The story so far: On December 3, the Group of Seven (G7) nations and Australia said a consensus had been reached on a $60 price cap on Russian seaborne crude oil, a day after the European Union (EU) said member countries had agreed on the price cap. The price cap is likely to come into effect on December 5 or ‘very soon thereafter’, the G7 and Australia said in their statement. Russia could continue to sell at prices higher than the cap but services such as insurance for freighters carrying the oil, or vessel clearances would not be available from Western nations.
The price cap plan is the latest of the sanctions proposed by Western countries against Russia for its invasion of Ukraine. For the past few months, U.S. and EU officials have been trying to convince countries including India, China and Turkey to join the coalition or to at least support the price cap, which they say is in the interests of all oil buyers from Russia as it will give them leverage to lower purchase prices.
For countries that join the coalition, it would mean simply not buying Russian oil unless the price is reduced to where the cap is determined. For countries that don’t join the coalition, or buy oil higher than the cap price, they would lose access to all services provided by the coalition countries including for example, insurance, currency payment, facilitation and vessel clearances for their shipments. G7 countries had earlier said they were aiming to reduce the price of oil, but not the quantity of oil that Russia sells, so as to control inflation globally while hurting the Russian economy and its ability to fund the war in Ukraine. This could only work, of course, if all countries joined the coalition. However, if Russia is able to sell large enough volumes of its crude at a price higher than the cap, it would mean a huge squeeze on oil availability to the coalition countries, especially the G7 which are major consumers, and could result in global oil prices skyrocketing.
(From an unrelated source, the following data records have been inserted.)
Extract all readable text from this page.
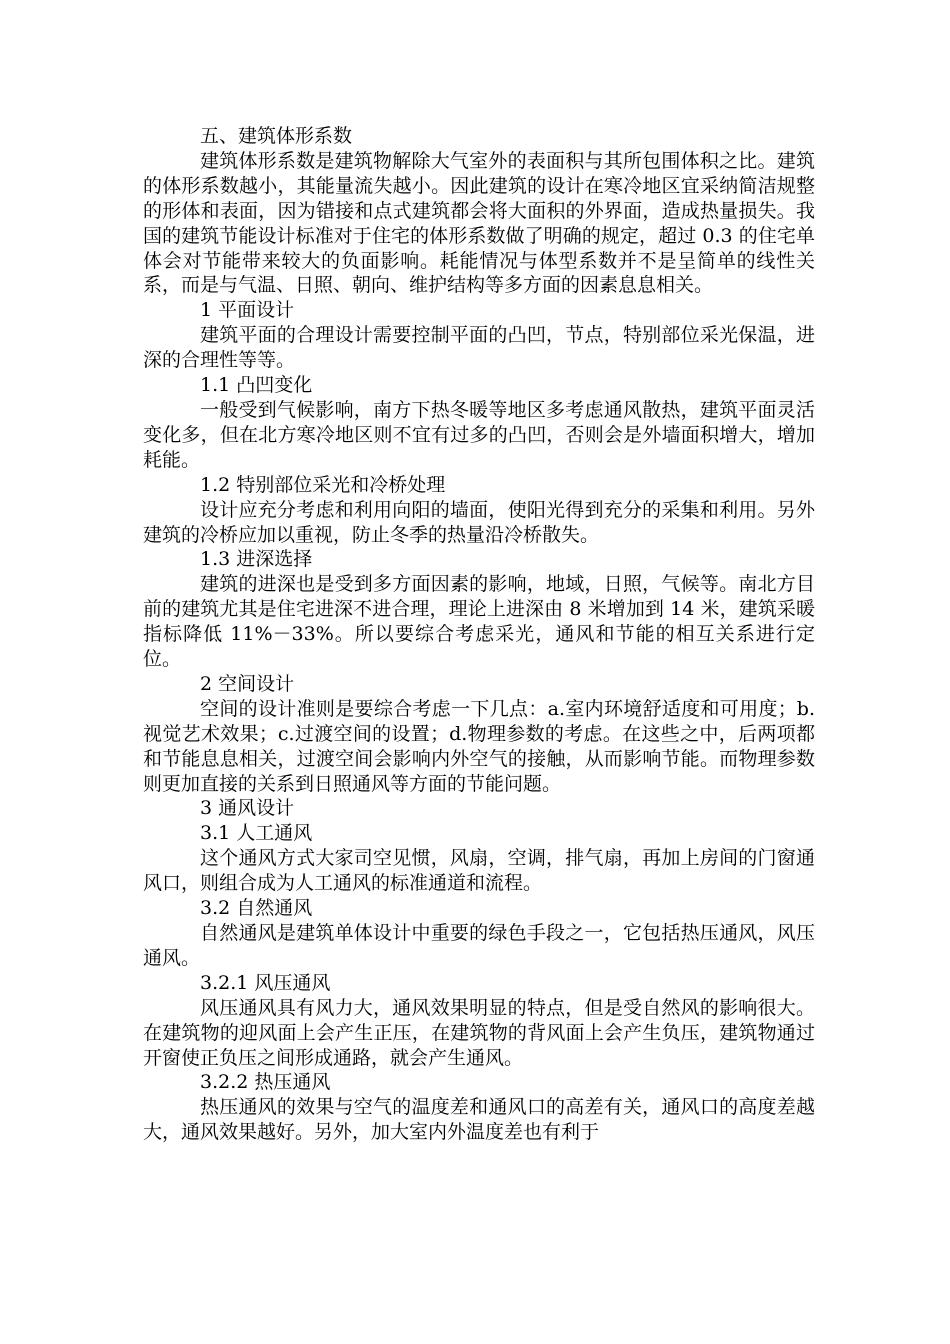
五、建筑体形系数

建筑体形系数是建筑物解除大气室外的表面积与其所包围体积之比。建筑的体形系数越小，其能量流失越小。因此建筑的设计在寒冷地区宜采纳简洁规整的形体和表面，因为错接和点式建筑都会将大面积的外界面，造成热量损失。我国的建筑节能设计标准对于住宅的体形系数做了明确的规定，超过 0.3 的住宅单体会对节能带来较大的负面影响。耗能情况与体型系数并不是呈简单的线性关系，而是与气温、日照、朝向、维护结构等多方面的因素息息相关。

1 平面设计

建筑平面的合理设计需要控制平面的凸凹，节点，特别部位采光保温，进深的合理性等等。

1.1 凸凹变化

一般受到气候影响，南方下热冬暖等地区多考虑通风散热，建筑平面灵活变化多，但在北方寒冷地区则不宜有过多的凸凹，否则会是外墙面积增大，增加耗能。

1.2 特别部位采光和冷桥处理

设计应充分考虑和利用向阳的墙面，使阳光得到充分的采集和利用。另外建筑的冷桥应加以重视，防止冬季的热量沿冷桥散失。

1.3 进深选择

建筑的进深也是受到多方面因素的影响，地域，日照，气候等。南北方目前的建筑尤其是住宅进深不进合理，理论上进深由 8 米增加到 14 米，建筑采暖指标降低 11%－33%。所以要综合考虑采光，通风和节能的相互关系进行定位。

2 空间设计

空间的设计准则是要综合考虑一下几点：a.室内环境舒适度和可用度；b.视觉艺术效果；c.过渡空间的设置；d.物理参数的考虑。在这些之中，后两项都和节能息息相关，过渡空间会影响内外空气的接触，从而影响节能。而物理参数则更加直接的关系到日照通风等方面的节能问题。

3 通风设计

3.1 人工通风

这个通风方式大家司空见惯，风扇，空调，排气扇，再加上房间的门窗通风口，则组合成为人工通风的标准通道和流程。

3.2 自然通风

自然通风是建筑单体设计中重要的绿色手段之一，它包括热压通风，风压通风。

3.2.1 风压通风

风压通风具有风力大，通风效果明显的特点，但是受自然风的影响很大。在建筑物的迎风面上会产生正压，在建筑物的背风面上会产生负压，建筑物通过开窗使正负压之间形成通路，就会产生通风。

3.2.2 热压通风

热压通风的效果与空气的温度差和通风口的高差有关，通风口的高度差越大，通风效果越好。另外，加大室内外温度差也有利于
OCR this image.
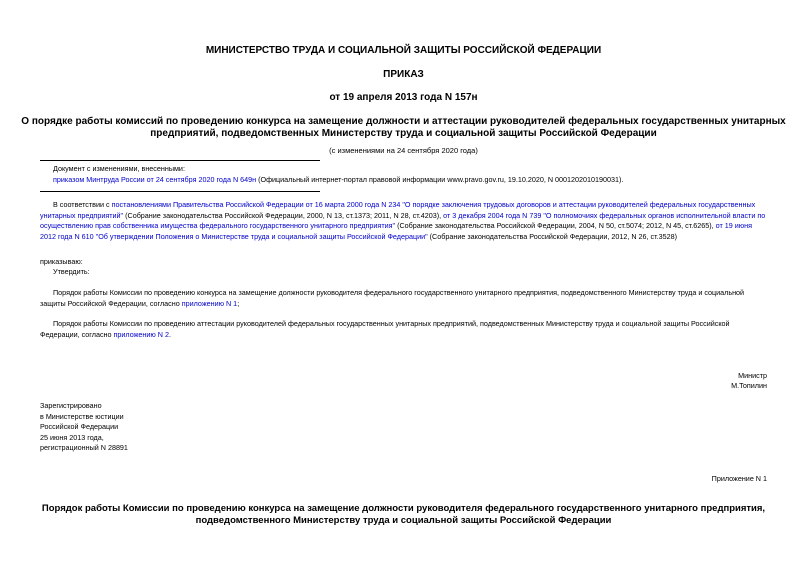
МИНИСТЕРСТВО ТРУДА И СОЦИАЛЬНОЙ ЗАЩИТЫ РОССИЙСКОЙ ФЕДЕРАЦИИ
ПРИКАЗ
от 19 апреля 2013 года N 157н
О порядке работы комиссий по проведению конкурса на замещение должности и аттестации руководителей федеральных государственных унитарных
предприятий, подведомственных Министерству труда и социальной защиты Российской Федерации
(с изменениями на 24 сентября 2020 года)
Документ с изменениями, внесенными:
приказом Минтруда России от 24 сентября 2020 года N 649н (Официальный интернет-портал правовой информации www.pravo.gov.ru, 19.10.2020, N 0001202010190031).
В соответствии с постановлениями Правительства Российской Федерации от 16 марта 2000 года N 234 "О порядке заключения трудовых договоров и аттестации руководителей федеральных государственных унитарных предприятий" (Собрание законодательства Российской Федерации, 2000, N 13, ст.1373; 2011, N 28, ст.4203), от 3 декабря 2004 года N 739 "О полномочиях федеральных органов исполнительной власти по осуществлению прав собственника имущества федерального государственного унитарного предприятия" (Собрание законодательства Российской Федерации, 2004, N 50, ст.5074; 2012, N 45, ст.6265), от 19 июня 2012 года N 610 "Об утверждении Положения о Министерстве труда и социальной защиты Российской Федерации" (Собрание законодательства Российской Федерации, 2012, N 26, ст.3528)
приказываю:
Утвердить:
Порядок работы Комиссии по проведению конкурса на замещение должности руководителя федерального государственного унитарного предприятия, подведомственного Министерству труда и социальной защиты Российской Федерации, согласно приложению N 1;
Порядок работы Комиссии по проведению аттестации руководителей федеральных государственных унитарных предприятий, подведомственных Министерству труда и социальной защиты Российской Федерации, согласно приложению N 2.
Министр
М.Топилин
Зарегистрировано
в Министерстве юстиции
Российской Федерации
25 июня 2013 года,
регистрационный N 28891
Приложение N 1
Порядок работы Комиссии по проведению конкурса на замещение должности руководителя федерального государственного унитарного предприятия,
подведомственного Министерству труда и социальной защиты Российской Федерации
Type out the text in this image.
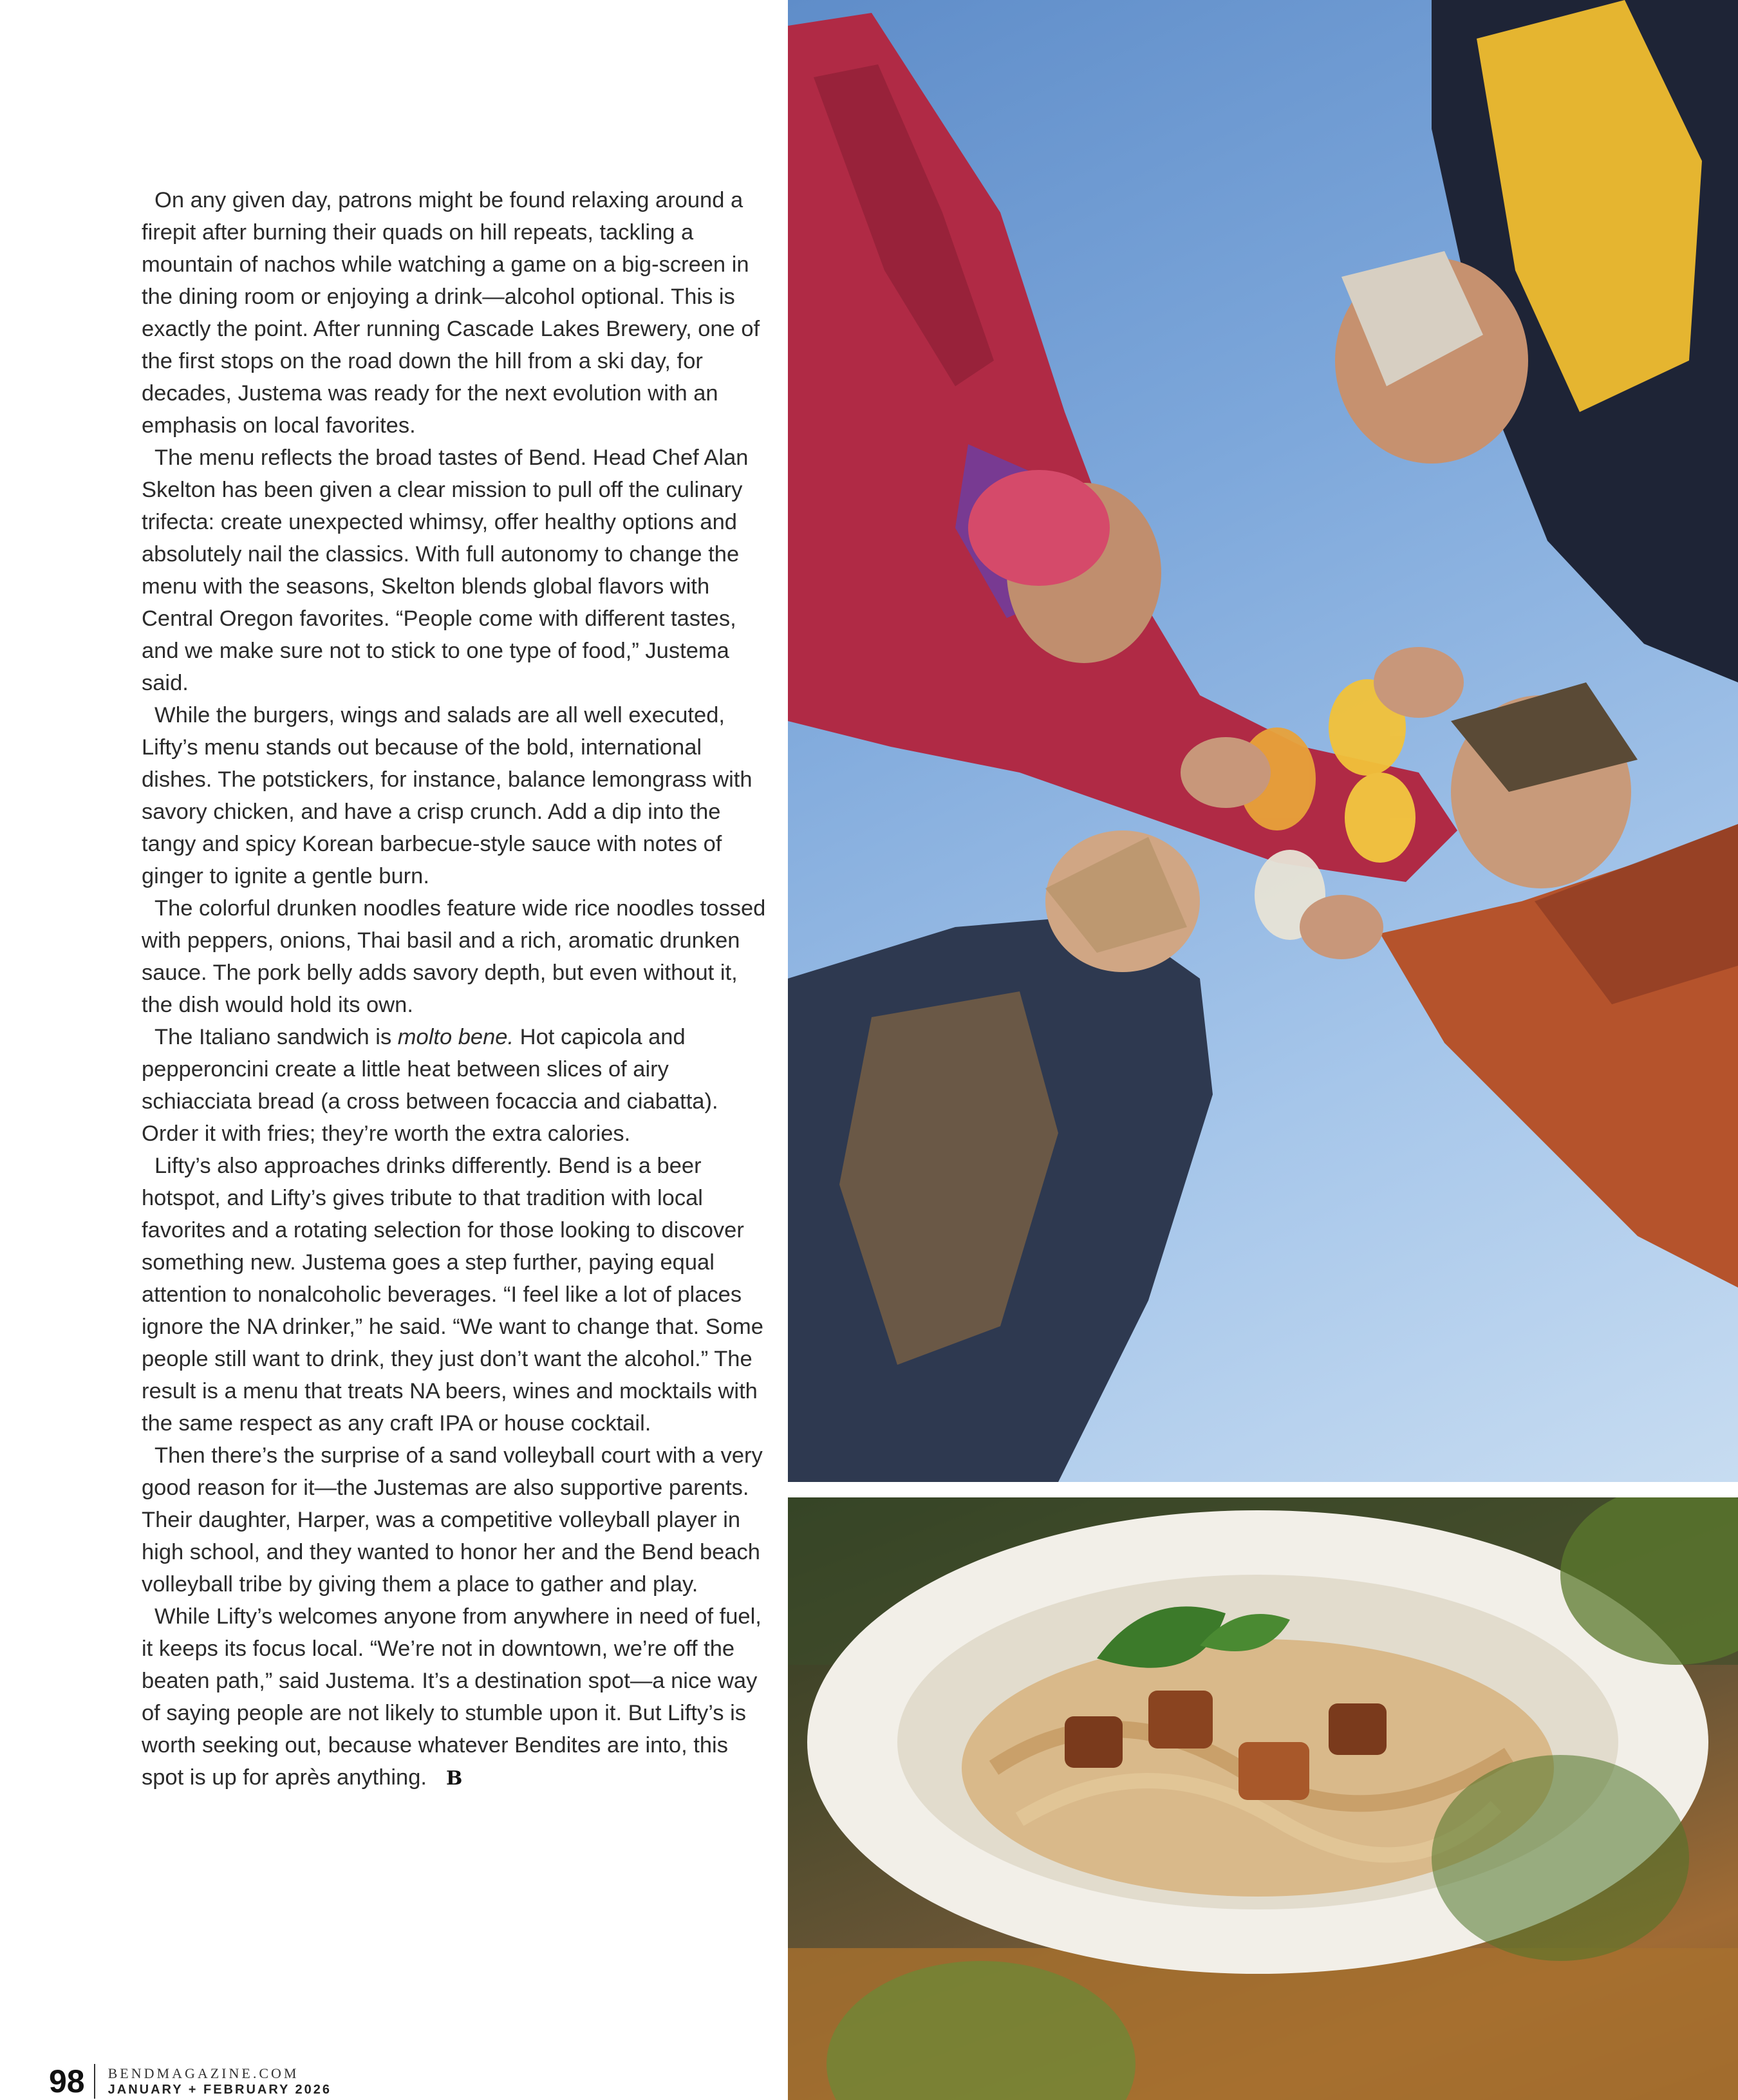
On any given day, patrons might be found relaxing around a firepit after burning their quads on hill repeats, tackling a mountain of nachos while watching a game on a big-screen in the dining room or enjoying a drink—alcohol optional. This is exactly the point. After running Cascade Lakes Brewery, one of the first stops on the road down the hill from a ski day, for decades, Justema was ready for the next evolution with an emphasis on local favorites.

The menu reflects the broad tastes of Bend. Head Chef Alan Skelton has been given a clear mission to pull off the culinary trifecta: create unexpected whimsy, offer healthy options and absolutely nail the classics. With full autonomy to change the menu with the seasons, Skelton blends global flavors with Central Oregon favorites. “People come with different tastes, and we make sure not to stick to one type of food,” Justema said.

While the burgers, wings and salads are all well executed, Lifty’s menu stands out because of the bold, international dishes. The potstickers, for instance, balance lemongrass with savory chicken, and have a crisp crunch. Add a dip into the tangy and spicy Korean barbecue-style sauce with notes of ginger to ignite a gentle burn.

The colorful drunken noodles feature wide rice noodles tossed with peppers, onions, Thai basil and a rich, aromatic drunken sauce. The pork belly adds savory depth, but even without it, the dish would hold its own.

The Italiano sandwich is molto bene. Hot capicola and pepperoncini create a little heat between slices of airy schiacciata bread (a cross between focaccia and ciabatta). Order it with fries; they’re worth the extra calories.

Lifty’s also approaches drinks differently. Bend is a beer hotspot, and Lifty’s gives tribute to that tradition with local favorites and a rotating selection for those looking to discover something new. Justema goes a step further, paying equal attention to nonalcoholic beverages. “I feel like a lot of places ignore the NA drinker,” he said. “We want to change that. Some people still want to drink, they just don’t want the alcohol.” The result is a menu that treats NA beers, wines and mocktails with the same respect as any craft IPA or house cocktail.

Then there’s the surprise of a sand volleyball court with a very good reason for it—the Justemas are also supportive parents. Their daughter, Harper, was a competitive volleyball player in high school, and they wanted to honor her and the Bend beach volleyball tribe by giving them a place to gather and play.

While Lifty’s welcomes anyone from anywhere in need of fuel, it keeps its focus local. “We’re not in downtown, we’re off the beaten path,” said Justema. It’s a destination spot—a nice way of saying people are not likely to stumble upon it. But Lifty’s is worth seeking out, because whatever Bendites are into, this spot is up for après anything. B

98 BENDMAGAZINE.COM
JANUARY + FEBRUARY 2026
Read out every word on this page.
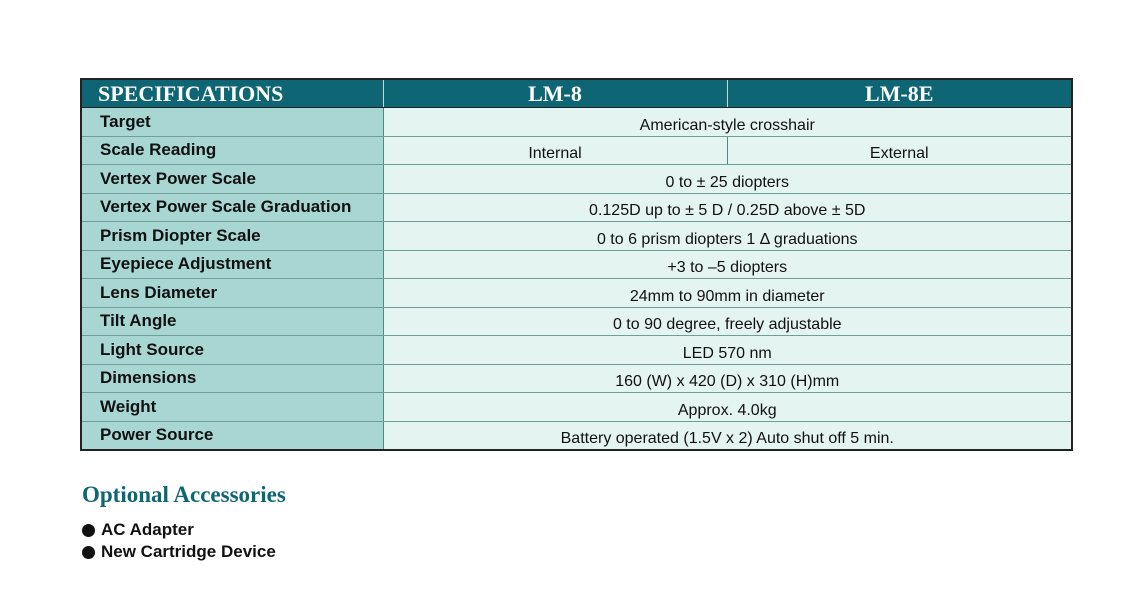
SPECIFICATIONS	LM-8	LM-8E
Target	American-style crosshair	
Scale Reading	Internal	External
Vertex Power Scale	0 to ± 25 diopters	
Vertex Power Scale Graduation	0.125D up to ± 5 D / 0.25D above ± 5D	
Prism Diopter Scale	0 to 6 prism diopters 1 Δ graduations	
Eyepiece Adjustment	+3 to –5 diopters	
Lens Diameter	24mm to 90mm in diameter	
Tilt Angle	0 to 90 degree, freely adjustable	
Light Source	LED 570 nm	
Dimensions	160 (W) x 420 (D) x 310 (H)mm	
Weight	Approx. 4.0kg	
Power Source	Battery operated (1.5V x 2) Auto shut off 5 min.	
Optional Accessories
AC Adapter
New Cartridge Device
Russia said on Saturday it would continue to find buyers for its oil, despite what it said was a ‘dangerous’ attempt by Western governments to introduce a price cap on its oil exports, Reuters reported.
Russian President Vladimir Putin and high-ranking Kremlin officials have repeatedly said that they will not supply oil to countries that implement the price cap.
In comments published on Telegram, Russia’s embassy in the United States criticised what it said was the “reshaping” of free market principles and reiterated that its oil would continue to be in demand despite the measures.
“Steps like these will inevitably result in increasing uncertainty and imposing higher costs for raw materials’ consumers,” it said.